Ireland is geared to accept up to 100,000 refugees fleeing the war in Ukraine. That’s a figure based on the 1.5 million people who fled by Sunday, 10 days into the Russian invasion of their country.
Government ministers privately believe the 100,000 expected into Ireland could be much exceeded as 4.5 million or 5 million may cross the border from Ukraine in the coming weeks as the Russians continue their onslaught.
Speaking following meetings with the World Health Organization in Copenhagen, Minister of State Anne Rabbitte said such an exodus would represent 10 percent of the Ukrainian population.
She confirmed Ireland would be expected to take two percent of those, if they were willing to come. Already, early this week, nearly 2,000 had arrived from Ukraine, staying mainly with families who made their homes available across Ireland.
Officials are working on plans to use army facilities as well as hotels to cater for the influx, which is expected to gather pace in the coming weeks, the Irish Times reports.
Ireland has already eased passage for the refugees by ending as from last Saturday night the need for location documents or anti-Covid vaccination papers at airports. They were the last remaining Covid-19 emergency powers in effect in Ireland.
In addition, Health Minister Stephen Donnelly said all Ukrainian refugees will be provided with medical cards and given full access to healthcare facilities and Ireland’s Covid-19 vaccination program, as well as mental health supports.
Ireland is totting up amazing amounts of Euro in money, food, clothing, and medical supplies to help the Ukraine victims of Vladimir Putin’s invasion.
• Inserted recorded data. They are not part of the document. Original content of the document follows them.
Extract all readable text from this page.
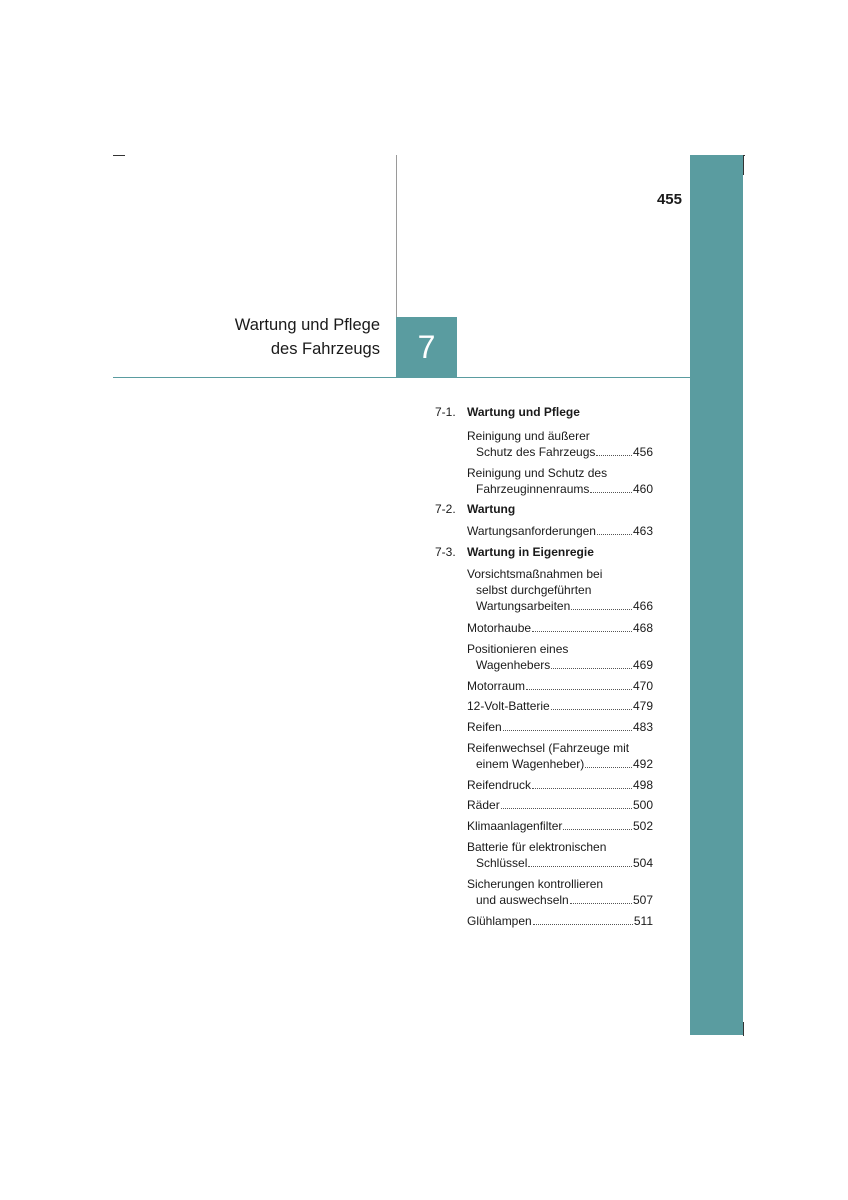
455
Wartung und Pflege
des Fahrzeugs	7
7-1. Wartung und Pflege
Reinigung und äußerer
Schutz des Fahrzeugs	456
Reinigung und Schutz des
Fahrzeuginnenraums	460
7-2. Wartung
Wartungsanforderungen	463
7-3. Wartung in Eigenregie
Vorsichtsmaßnahmen bei
selbst durchgeführten
Wartungsarbeiten	466
Motorhaube	468
Positionieren eines
Wagenhebers	469
Motorraum	470
12-Volt-Batterie	479
Reifen	483
Reifenwechsel (Fahrzeuge mit
einem Wagenheber)	492
Reifendruck	498
Räder	500
Klimaanlagenfilter	502
Batterie für elektronischen
Schlüssel	504
Sicherungen kontrollieren
und auswechseln	507
Glühlampen	511
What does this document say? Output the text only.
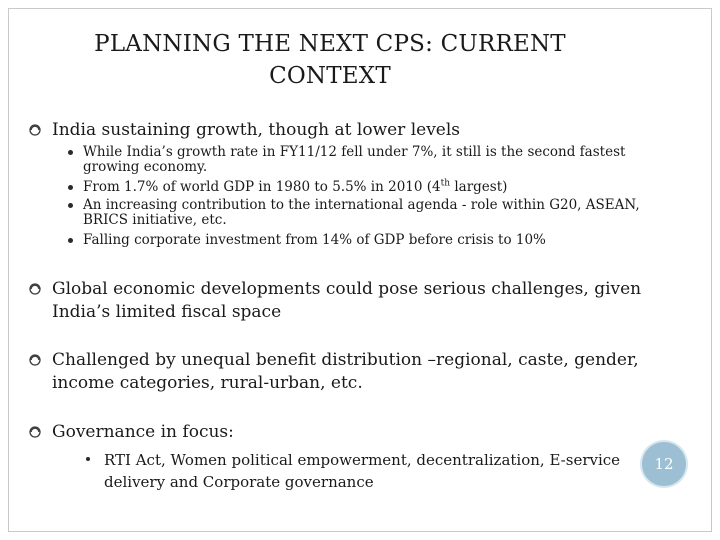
PLANNING THE NEXT CPS: CURRENT
CONTEXT
India sustaining growth, though at lower levels
While India’s growth rate in FY11/12 fell under 7%, it still is the second fastest growing economy.
From 1.7% of world GDP in 1980 to 5.5% in 2010 (4th largest)
An increasing contribution to the international agenda - role within G20, ASEAN, BRICS initiative, etc.
Falling corporate investment from 14% of GDP before crisis to 10%
Global economic developments could pose serious challenges, given India’s limited fiscal space
Challenged by unequal benefit distribution –regional, caste, gender, income categories, rural-urban, etc.
Governance in focus:
RTI Act, Women political empowerment, decentralization, E-service delivery and Corporate governance
12
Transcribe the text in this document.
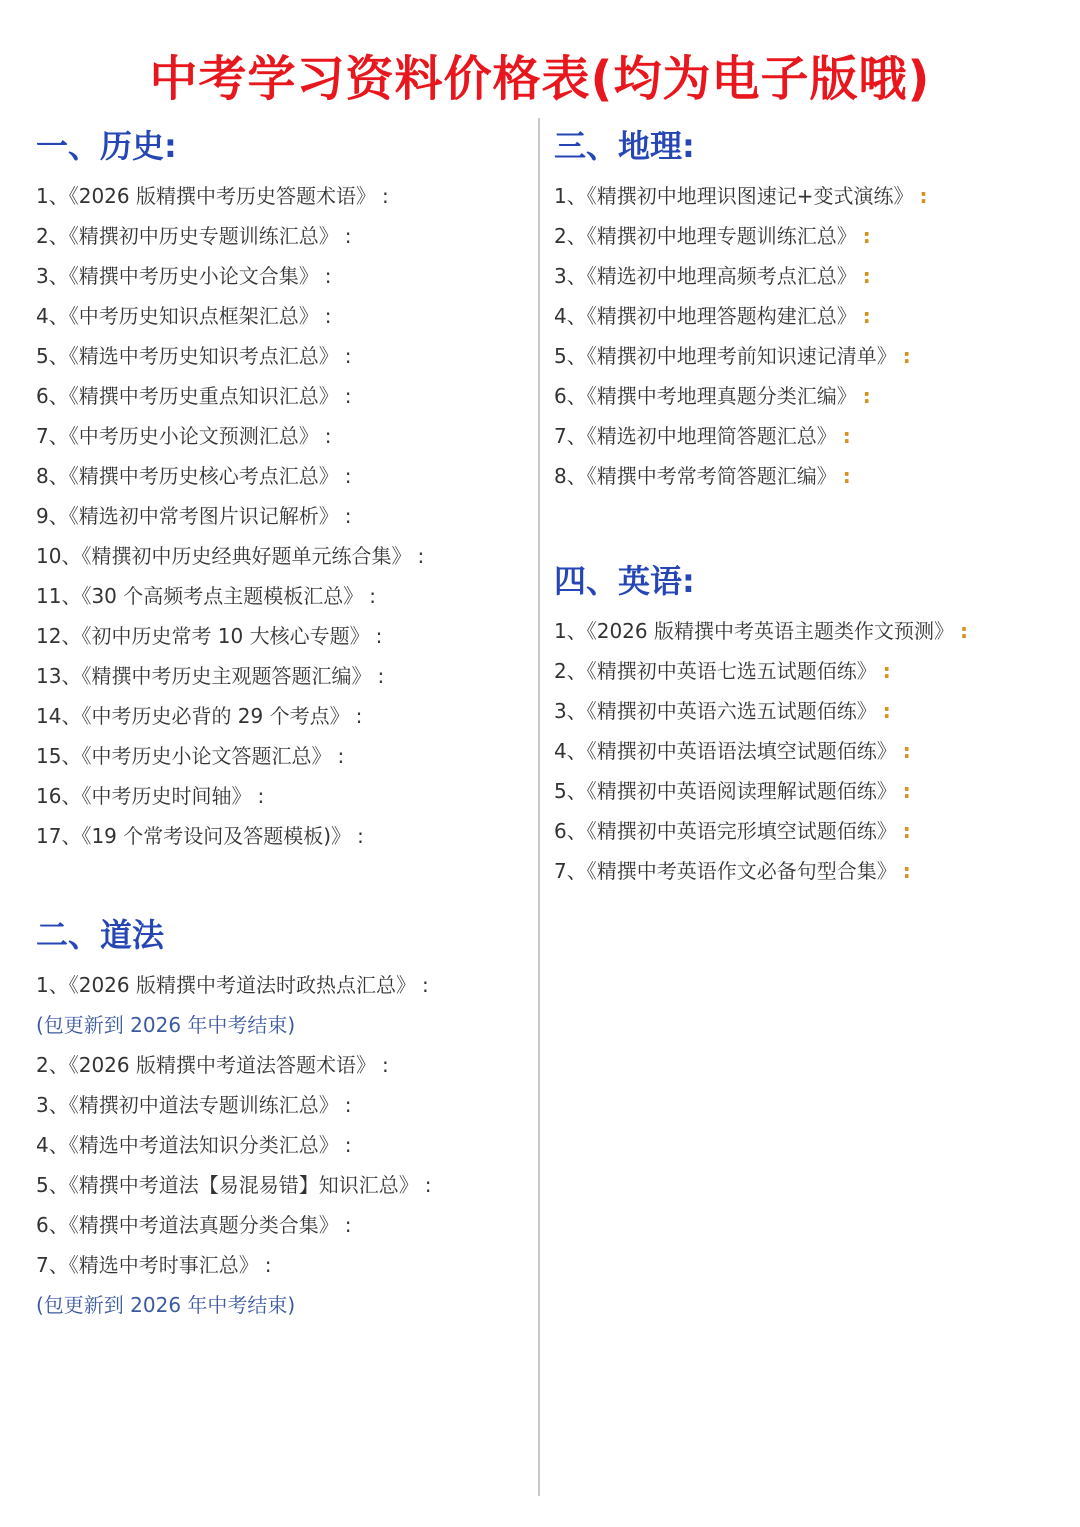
中考学习资料价格表(均为电子版哦)
一、历史:
1、《2026 版精撰中考历史答题术语》 :
2、《精撰初中历史专题训练汇总》 :
3、《精撰中考历史小论文合集》 :
4、《中考历史知识点框架汇总》 :
5、《精选中考历史知识考点汇总》 :
6、《精撰中考历史重点知识汇总》 :
7、《中考历史小论文预测汇总》 :
8、《精撰中考历史核心考点汇总》 :
9、《精选初中常考图片识记解析》 :
10、《精撰初中历史经典好题单元练合集》 :
11、《30 个高频考点主题模板汇总》 :
12、《初中历史常考 10 大核心专题》 :
13、《精撰中考历史主观题答题汇编》 :
14、《中考历史必背的 29 个考点》 :
15、《中考历史小论文答题汇总》 :
16、《中考历史时间轴》 :
17、《19 个常考设问及答题模板)》 :
二、道法
1、《2026 版精撰中考道法时政热点汇总》 :
(包更新到 2026 年中考结束)
2、《2026 版精撰中考道法答题术语》 :
3、《精撰初中道法专题训练汇总》 :
4、《精选中考道法知识分类汇总》 :
5、《精撰中考道法【易混易错】知识汇总》 :
6、《精撰中考道法真题分类合集》 :
7、《精选中考时事汇总》 :
(包更新到 2026 年中考结束)
三、地理:
1、《精撰初中地理识图速记+变式演练》 :
2、《精撰初中地理专题训练汇总》 :
3、《精选初中地理高频考点汇总》 :
4、《精撰初中地理答题构建汇总》 :
5、《精撰初中地理考前知识速记清单》 :
6、《精撰中考地理真题分类汇编》 :
7、《精选初中地理简答题汇总》 :
8、《精撰中考常考简答题汇编》 :
四、英语:
1、《2026 版精撰中考英语主题类作文预测》 :
2、《精撰初中英语七选五试题佰练》 :
3、《精撰初中英语六选五试题佰练》 :
4、《精撰初中英语语法填空试题佰练》 :
5、《精撰初中英语阅读理解试题佰练》 :
6、《精撰初中英语完形填空试题佰练》 :
7、《精撰中考英语作文必备句型合集》 :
It’s believed the total could add up to many hundreds of millions of Euro as every town and village is rallying to the cause.
The government has already donated €10 million for humanitarian aid and Taoiseach Micheal Martin said during an appearance on The Late Late Show on Friday another €10 million will soon be on its way.
He drew a huge round of applause from the studio audience, many of them Ukrainians living in Ireland and family members who fled the terror at home to join them, when he described Putin as “dangerous” and “evil” and said he didn’t think much of him.
Late Late viewers contributed €3 million to an appeal broadcast by presenter Ryan Tubridy for support for the Red Cross effort in Ukraine. Secretary-General of the Irish Red Cross Liam O’Dwyer said when that was added to donations over the previous week Irish supporters had contributed an amazing €9 million to the Red Cross.
With hundreds of smaller organizations loading up vans and trucks for the refugees on the Poland and other borders with Ukraine, Ireland’s contribution to the humanitarian cause amounts to many hundreds of millions of Euro.
Donal Greene, from Dundalk, left Ireland on Sunday night with a van full of baby and medical supplies collected at his local soccer club for a location on the Slovakia/Ukraine border.
He said, “When I arrived at the football ground to collect local donations I couldn’t believe my eyes. The whole area under the main stand was absolutely full. I could have filled 20 jeeps. People are brilliant.”
One of the first Irish teams on the Poland/Ukraine border was led by businessman Alan Gale from Lucan, Co, Dublin. Their Ukrainefoodtruck.com venture was first highlighted by the Irish Voice and IrishCentral last week. Since then it raised nearly €40,000 by Monday evening.
The money was used for food and medical aid and washing machines and driers in a border school turned into a refugee complex.
By Tuesday of this week, Gale’s team was enlarged with more personnel who drove across Europe from Dublin with a jeep carrying vital sanitizing and spraying equipment for buses transporting refugees onwards from the border.
*This column first appeared in the March 9 edition of the weekly Irish Voice newspaper, sister publication to IrishCentral.